Thursday, April 29, 2021

Rereading Lolita

 Ian Frazier, "Rereading Lolita" New Yorker, December 14, 2020 pp. 30-35.

As an unformed kid, I envied his self-assurance and Olympian disdain. I tried to imitate the style, dropping into conversations half-cribbed Nabokov-like phrases (“I scorn the philistine postcoital cigarette”). Once I happened upon a slim volume of his in the New York Public Library which no one I’ve met has heard of. It contained a line that I treasured like a rare archeological find. Published in 1947, the book is a short anthology of verse by three Russian poets—Pushkin, Lermontov, and Tyutchev—with Nabokov’s translations, accompanied by introductions in which he explains each poet to an American audience. In the introduction to Pushkin, he describes the poet’s end, when he received a fatal wound in a duel with the French ballroom roué Georges-Charles de Heeckeren d’Anthès, the alleged lover of his wife.
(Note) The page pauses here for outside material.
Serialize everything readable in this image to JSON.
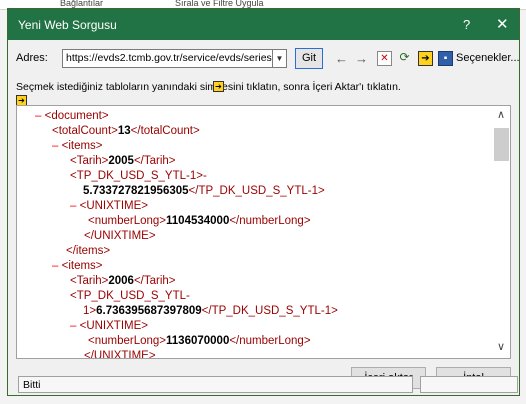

About the later career of this pomaded zero who killed Russia’s greatest poet, Nabokov adds that d’Anthès went back to France, got elected to some office or other, “and lived to the incredible and unnecessary age of 90."

COMMENT

     It seems that Ian Frazier learned to write by imitating Nabokov.   While searching the library for all things Nabokov he finds a neglected volume of translated poems and actually reads the introduction (something not everyone does).  There he finds a perfect putdown for a historical nobody -- Hidden Treasure luring in plain sight.